This guest post comes from Yewande Ajoke Agboola, a law student at University of Maryland School of Law currently interning with our campaigns team in Washington DC.

The Robert Murdoch News of the World police bribery and phone hacking scandal continues to evolve with the arrest and resignation of the company’s former editor this weekend and the resignation of the head of Scotland Yard on Sunday. In addition to resignations, there will be a hearing before British lawmakers investigating the allegations that is set to include Murdoch, his son, and the former editor today. With sordid new details emerging daily (including reports that employees or associates attempted to hack into phone conversations and voice mail of September 11 survivors, victims and their families) British and U.S. law enforcement investigations have begun and an important U.S. law, the Foreign Corrupt Practices Act (FCPA), is receiving renewed attention.
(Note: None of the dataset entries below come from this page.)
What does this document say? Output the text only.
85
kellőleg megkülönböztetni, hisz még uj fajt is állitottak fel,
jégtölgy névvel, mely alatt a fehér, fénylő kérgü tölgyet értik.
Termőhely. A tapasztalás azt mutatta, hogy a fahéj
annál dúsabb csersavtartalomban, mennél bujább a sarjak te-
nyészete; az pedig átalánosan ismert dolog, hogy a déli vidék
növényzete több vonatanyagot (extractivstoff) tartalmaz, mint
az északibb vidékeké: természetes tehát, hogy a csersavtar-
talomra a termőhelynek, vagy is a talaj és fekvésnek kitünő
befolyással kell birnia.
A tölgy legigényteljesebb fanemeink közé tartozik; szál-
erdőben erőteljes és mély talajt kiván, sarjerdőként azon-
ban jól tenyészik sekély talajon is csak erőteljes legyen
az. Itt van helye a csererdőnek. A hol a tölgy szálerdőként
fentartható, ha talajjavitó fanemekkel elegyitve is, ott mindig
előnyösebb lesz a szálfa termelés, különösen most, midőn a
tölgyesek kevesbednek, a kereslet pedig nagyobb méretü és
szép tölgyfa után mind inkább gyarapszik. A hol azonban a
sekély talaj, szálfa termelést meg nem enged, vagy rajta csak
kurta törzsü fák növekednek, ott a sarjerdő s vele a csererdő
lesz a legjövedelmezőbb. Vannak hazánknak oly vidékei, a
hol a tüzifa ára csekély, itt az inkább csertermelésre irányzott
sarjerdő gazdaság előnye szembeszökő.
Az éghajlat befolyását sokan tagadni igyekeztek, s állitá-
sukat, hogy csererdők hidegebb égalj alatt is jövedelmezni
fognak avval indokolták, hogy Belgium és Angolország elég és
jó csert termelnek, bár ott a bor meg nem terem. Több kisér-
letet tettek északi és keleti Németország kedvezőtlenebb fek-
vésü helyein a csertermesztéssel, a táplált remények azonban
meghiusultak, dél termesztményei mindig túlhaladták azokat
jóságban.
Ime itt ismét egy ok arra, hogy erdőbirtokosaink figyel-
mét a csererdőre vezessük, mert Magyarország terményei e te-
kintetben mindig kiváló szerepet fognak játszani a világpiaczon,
The FCPA makes it illegal for U.S.-listed companies, their employees or agents to make bribes to foreign officials. In this case, the Act may lead to liability for News of the World’s U.S. parent, News Corporation if News of the World was involved in the bribery scheme. The FCPA has not only punished companies that have bribed foreign officials to the tune of around  $2 billion in fines in the last two years, but the threat of criminal fines and penalties has changed business practices for the better around the globe.

Not surprisingly, arguably the best tool the U.S. has to prevent international bribery is under attack from the very same corporations that have been the subject of FCPA investigations, fines, and compliance requirements. Spear-heading the movement to amend the FCPA is the U.S. Chamber of Commerce, which last October released a white paper detailing the Chamber’s desired amendments to the FCPA. The suggestions which in part include adding a ‘willfulness’ requirement for corporate criminal liability, limiting liability of a parent company for the acts of its subsidiaries, and limiting liability for acquired company acts, would greatly weaken the Department of Justice’s (DOJ) ability to prosecute companies under the FCPA.

So, who is bank rolling this campaign to weaken the FCPA? The Chamber of Commerce’s major donors include multinational oil companies, those involved in the defense industry and companies, which like News Corp, have been charged with or accused of bribing foreign officials. In fact, according the watchdog group, ChamberWatch, six current or former Chamber of Commerce or the Chamber’s Institute for Legal Reform board members (the Chamber’s institute responsible for the proposed FCPA amendments) have FCPA charges currently pending or have already been fined between $10 million and $800 million for violations of the FCPA.

While the Chamber has denied the link, News Corp’s $1 million donation to the Chamber just before the Chamber stepped-up efforts to weaken the FCPA is deeply troubling as are the more systemic implications — that companies investigated and caught bribing foreign officials are using their economic and political influence to try and weaken anti-bribery laws through the U.S. Chamber of Commerce.

Of course, weakening anti-bribery laws is not the only priority of the Chamber of Commerce, who spent $6,030,000 lobbying on the FCPA and numerous other bills during the first quarter of 2011 and during the 4th quarter of 2010 spent an additional $14,490,000 pressing the U.S. government to toe the corporate line and modify, pass, and repeal laws that suit their corporate interests.

So, who in the U.S. government is buying what the Chamber is selling? Leading the charge is U.S. House of Representative Member James Sensenbrenner, a Republican from Wisconsin. On June 14th, Sensenbrenner, the Chairman of the House Subcommittee on Crime, Terrorism and Homeland Security held a hearing on the FCPA in which he made it clear that he in fact intends to follow the Chamber of Commerce’s recommendations to loosen the FCPA and make it easier for U.S. companies to escape liability for bribing foreign officials. Under the guise of “bring[ing] clarity to what is and what is not illegal”, Sensenbrenner is supporting amendments (that may in fact have been drafted by the Chamber itself) that will fatally weaken the Act, making it nearly impossible for the DOJ to prosecute companies for bribing foreign officials.

Incidents such as the Murdoch hacking scandal should remind readers why such laws are necessary. The FCPA provides a strong and effective mechanism to prosecute illegal payments made to foreign officials. It allows the DOJ to prosecute companies, like News Corp, that use bribes to gain an unfair advantage in their market. And lawmakers who are considering changing the law to make bribery easier need to answer to a skeptical public why a critical tool that prevents corruption should be dismantled.